SCA Property Group (ASX:SCP)
SCA Property Group reported an improvement in tenant sales and rent collection rates excluding Victoria. For the quarter ending 30 September 2020 (Q1 FY21), sales growth of 9% was generated from the total portfolio over pcp. The cash collection rate in September 2020 in Victoria was 67% while that in the rest of Australia was 85%. The group plans on evaluating several acquisition opportunities for neighbourhood centres next year.

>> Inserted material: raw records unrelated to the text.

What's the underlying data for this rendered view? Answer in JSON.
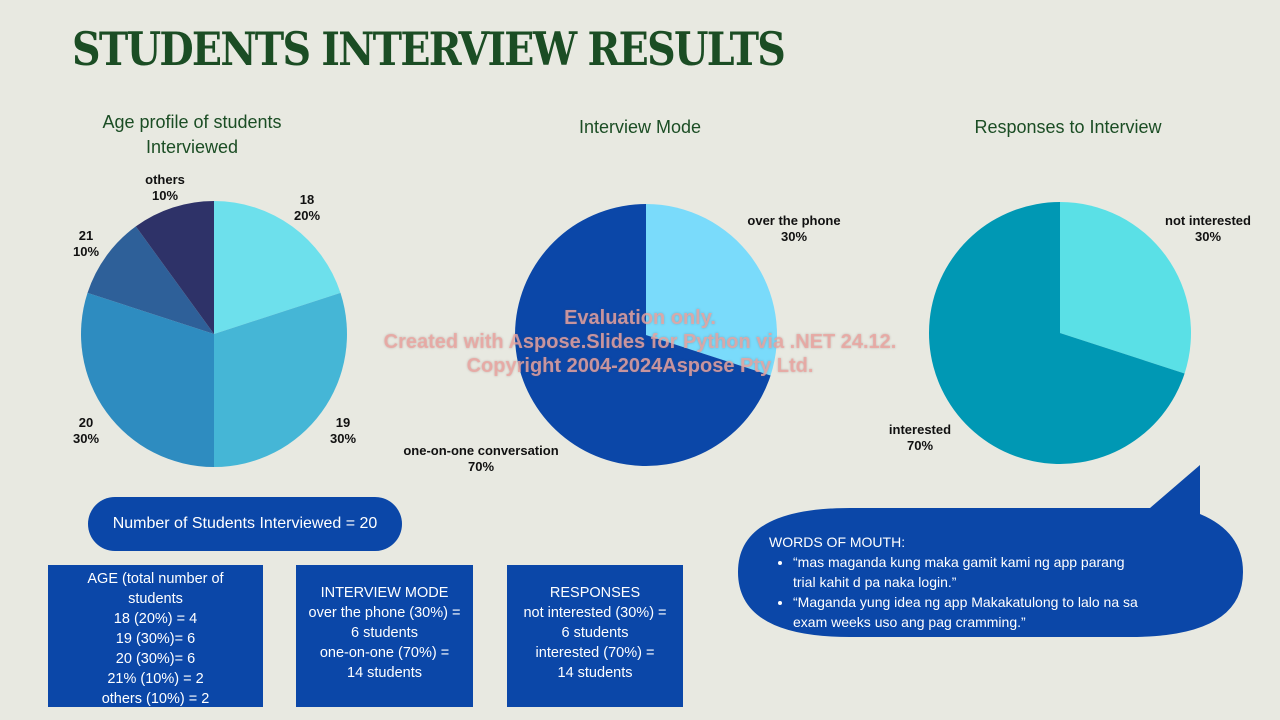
{
  "title": "STUDENTS INTERVIEW RESULTS",
  "chart_data": [
    {
      "type": "pie",
      "title_lines": [
        "Age profile of students",
        "Interviewed"
      ],
      "categories": [
        "18",
        "19",
        "20",
        "21",
        "others"
      ],
      "values": [
        20,
        30,
        30,
        10,
        10
      ],
      "value_labels": [
        "20%",
        "30%",
        "30%",
        "10%",
        "10%"
      ],
      "colors": [
        "#6DE0EC",
        "#45B6D6",
        "#2E8CC0",
        "#2E6099",
        "#2E3268"
      ]
    },
    {
      "type": "pie",
      "title_lines": [
        "Interview Mode"
      ],
      "categories": [
        "over the phone",
        "one-on-one conversation"
      ],
      "values": [
        30,
        70
      ],
      "value_labels": [
        "30%",
        "70%"
      ],
      "colors": [
        "#7ADBFB",
        "#0B47A8"
      ]
    },
    {
      "type": "pie",
      "title_lines": [
        "Responses to Interview"
      ],
      "categories": [
        "not interested",
        "interested"
      ],
      "values": [
        30,
        70
      ],
      "value_labels": [
        "30%",
        "70%"
      ],
      "colors": [
        "#5AE0E6",
        "#0098B4"
      ]
    }
  ],
  "students_count": "Number of Students Interviewed = 20",
  "boxes": {
    "age": [
      "AGE (total number of",
      "students",
      "18 (20%) = 4",
      "19 (30%)= 6",
      "20 (30%)= 6",
      "21% (10%) = 2",
      "others (10%) = 2"
    ],
    "mode": [
      "INTERVIEW MODE",
      "over the phone (30%) =",
      "6 students",
      "one-on-one (70%) =",
      "14 students"
    ],
    "responses": [
      "RESPONSES",
      "not interested (30%) =",
      "6 students",
      "interested (70%) =",
      "14 students"
    ]
  },
  "words": {
    "heading": "WORDS OF MOUTH:",
    "quote1_line1": "“mas maganda kung maka gamit kami ng app parang",
    "quote1_line2": "trial kahit d pa naka login.”",
    "quote2_line1": "“Maganda yung idea ng app Makakatulong to lalo na sa",
    "quote2_line2": "exam weeks uso ang pag cramming.”"
  },
  "watermark": [
    "Evaluation only.",
    "Created with Aspose.Slides for Python via .NET 24.12.",
    "Copyright 2004-2024Aspose Pty Ltd."
  ]
}
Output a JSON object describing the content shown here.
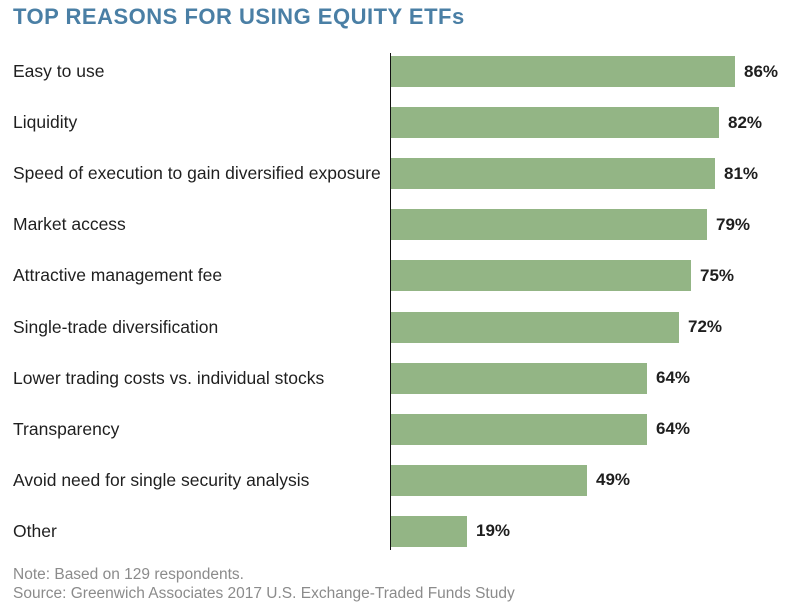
{
  "chart_data": {
    "type": "bar",
    "orientation": "horizontal",
    "title": "TOP REASONS FOR USING EQUITY ETFs",
    "categories": [
      "Easy to use",
      "Liquidity",
      "Speed of execution to gain diversified exposure",
      "Market access",
      "Attractive management fee",
      "Single-trade diversification",
      "Lower trading costs vs. individual stocks",
      "Transparency",
      "Avoid need for single security analysis",
      "Other"
    ],
    "values": [
      86,
      82,
      81,
      79,
      75,
      72,
      64,
      64,
      49,
      19
    ],
    "value_labels": [
      "86%",
      "82%",
      "81%",
      "79%",
      "75%",
      "72%",
      "64%",
      "64%",
      "49%",
      "19%"
    ],
    "xlim": [
      0,
      100
    ],
    "grid": false,
    "legend": "none"
  },
  "notes": {
    "note": "Note: Based on 129 respondents.",
    "source": "Source: Greenwich Associates 2017 U.S. Exchange-Traded Funds Study"
  },
  "colors": {
    "title": "#4a7fa5",
    "bar": "#93b585",
    "axis": "#111111"
  }
}
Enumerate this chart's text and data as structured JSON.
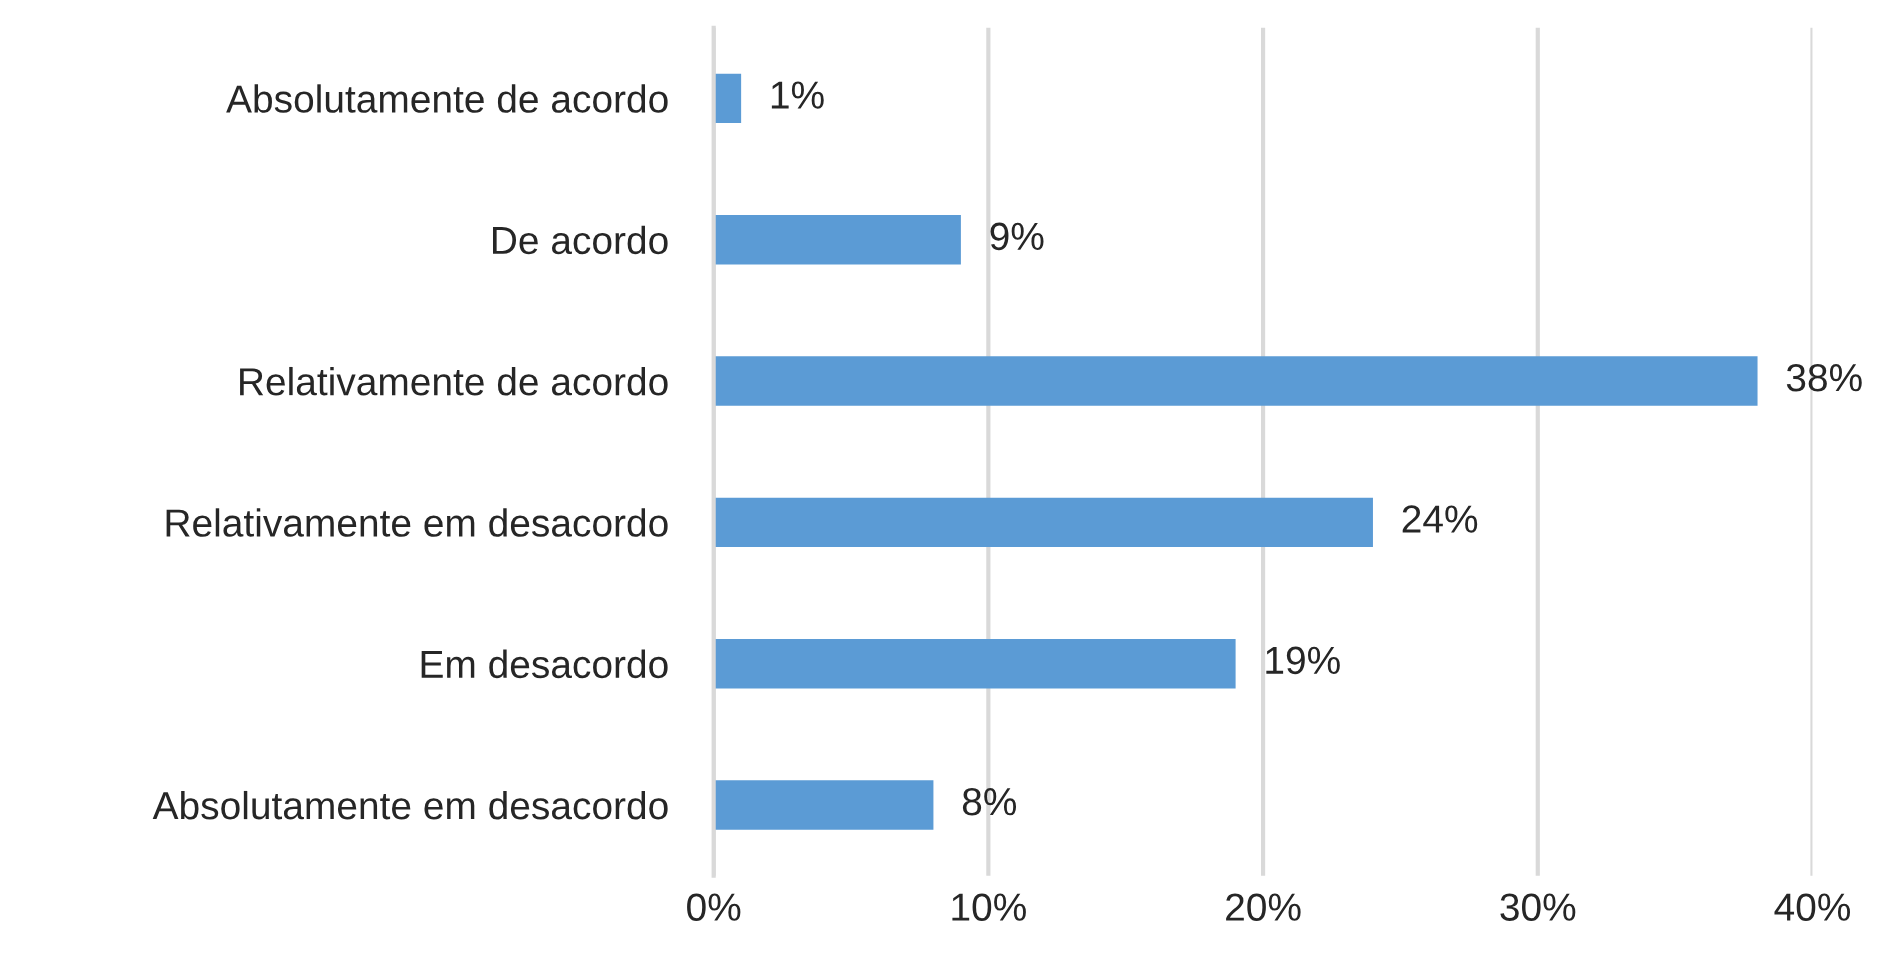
{
  "chart_data": {
    "type": "bar",
    "orientation": "horizontal",
    "categories": [
      "Absolutamente de acordo",
      "De acordo",
      "Relativamente de acordo",
      "Relativamente em desacordo",
      "Em desacordo",
      "Absolutamente em desacordo"
    ],
    "values": [
      1,
      9,
      38,
      24,
      19,
      8
    ],
    "color": "#5b9bd5",
    "value_labels": [
      "1%",
      "9%",
      "38%",
      "24%",
      "19%",
      "8%"
    ],
    "xlim": [
      0,
      40
    ],
    "xticks": [
      {
        "value": 0,
        "label": "0%"
      },
      {
        "value": 10,
        "label": "10%"
      },
      {
        "value": 20,
        "label": "20%"
      },
      {
        "value": 30,
        "label": "30%"
      },
      {
        "value": 40,
        "label": "40%"
      }
    ],
    "grid": "x",
    "legend": false
  }
}
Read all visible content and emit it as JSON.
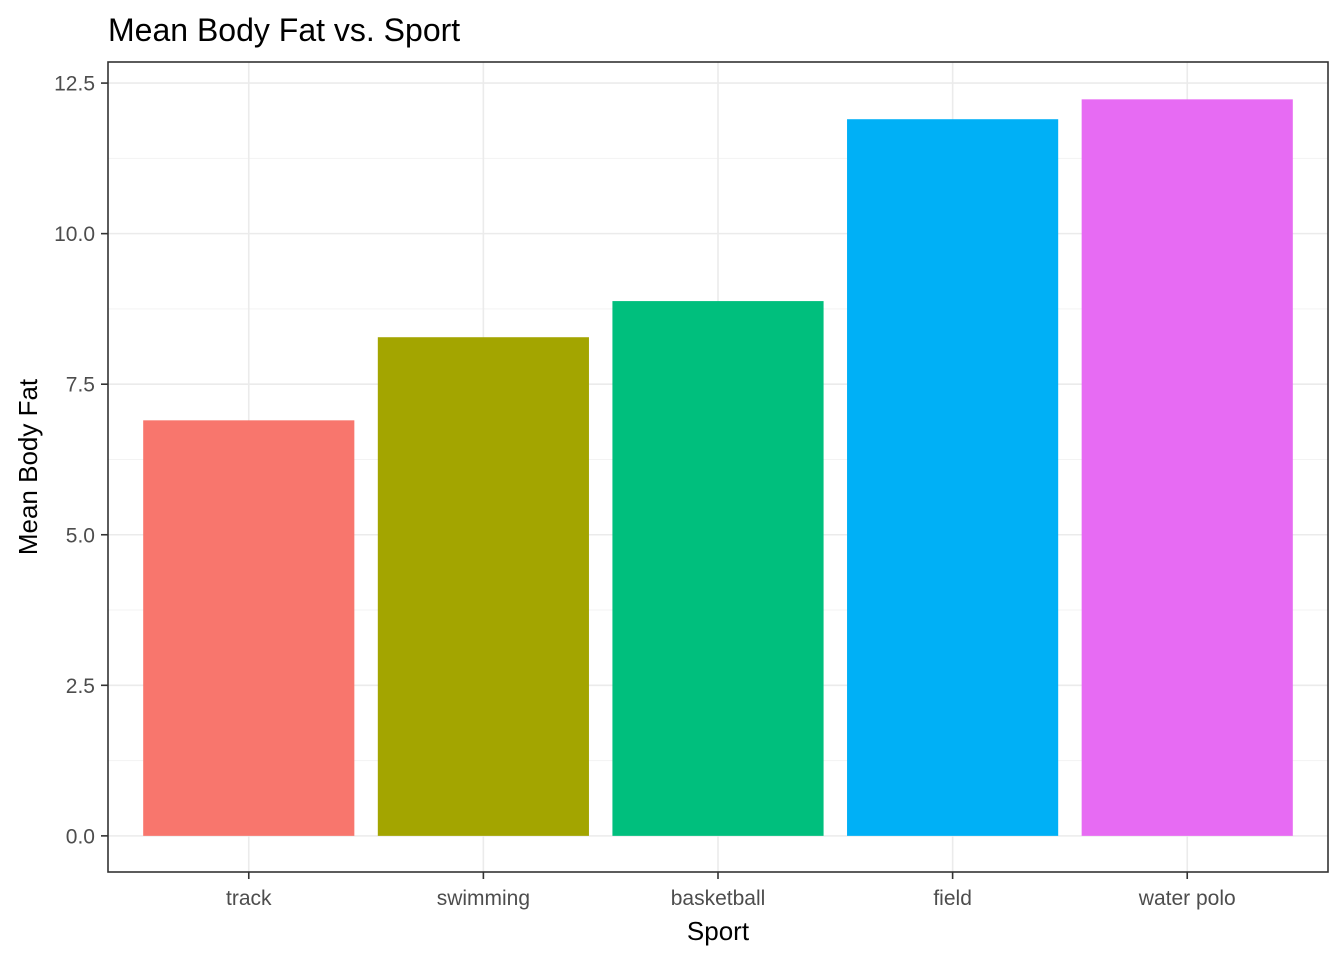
{
  "chart_data": {
    "type": "bar",
    "title": "Mean Body Fat vs. Sport",
    "xlabel": "Sport",
    "ylabel": "Mean Body Fat",
    "categories": [
      "track",
      "swimming",
      "basketball",
      "field",
      "water polo"
    ],
    "values": [
      6.9,
      8.28,
      8.88,
      11.9,
      12.23
    ],
    "colors": [
      "#F8766D",
      "#A3A500",
      "#00BF7D",
      "#00B0F6",
      "#E76BF3"
    ],
    "ylim": [
      -0.6,
      12.85
    ],
    "yticks": [
      0.0,
      2.5,
      5.0,
      7.5,
      10.0,
      12.5
    ],
    "ytick_labels": [
      "0.0",
      "2.5",
      "5.0",
      "7.5",
      "10.0",
      "12.5"
    ],
    "grid": true,
    "legend": "none"
  }
}
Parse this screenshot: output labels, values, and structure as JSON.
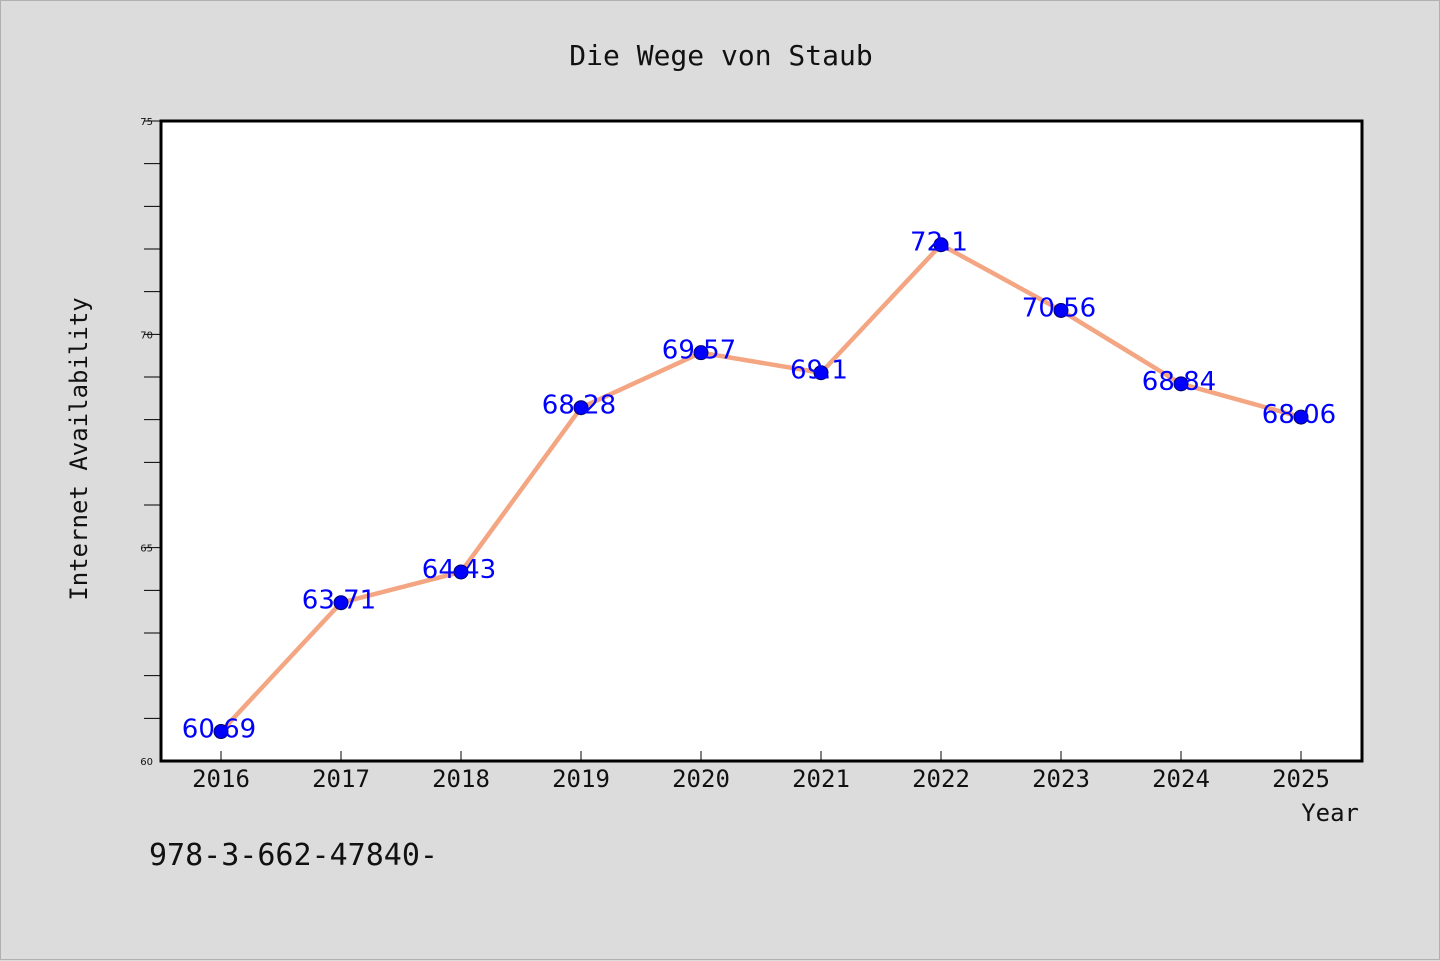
{
  "chart_data": {
    "type": "line",
    "title": "Die Wege von Staub",
    "xlabel": "Year",
    "ylabel": "Internet Availability",
    "footnote": "978-3-662-47840-",
    "x": [
      "2016",
      "2017",
      "2018",
      "2019",
      "2020",
      "2021",
      "2022",
      "2023",
      "2024",
      "2025"
    ],
    "series": [
      {
        "values": [
          60.69,
          63.71,
          64.43,
          68.28,
          69.57,
          69.1,
          72.1,
          70.56,
          68.84,
          68.06
        ],
        "labels": [
          "60.69",
          "63.71",
          "64.43",
          "68.28",
          "69.57",
          "69.1",
          "72.1",
          "70.56",
          "68.84",
          "68.06"
        ]
      }
    ],
    "ylim": [
      60,
      75
    ],
    "yticks": [
      60,
      65,
      70,
      75
    ],
    "grid": false,
    "colors": {
      "background": "#dcdcdc",
      "plot_area": "#ffffff",
      "line": "#f4a582",
      "marker": "#0000ff",
      "data_label": "#0000ff",
      "text": "#111111"
    }
  }
}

There has been an upswing in remote working and other pivotal changes amidst the restriction in movement and changing government inclination. The transformation has been seeping through the lifestyle of people who envision this change as the future of the Australian environment.
Meanwhile, an uncertainty about the duration of the pandemic remains, indicating the continuation of the current shift in trends. Nevertheless, the significant development in vaccines and the increase in domestic travel could be a game-changer in Australian property landscape.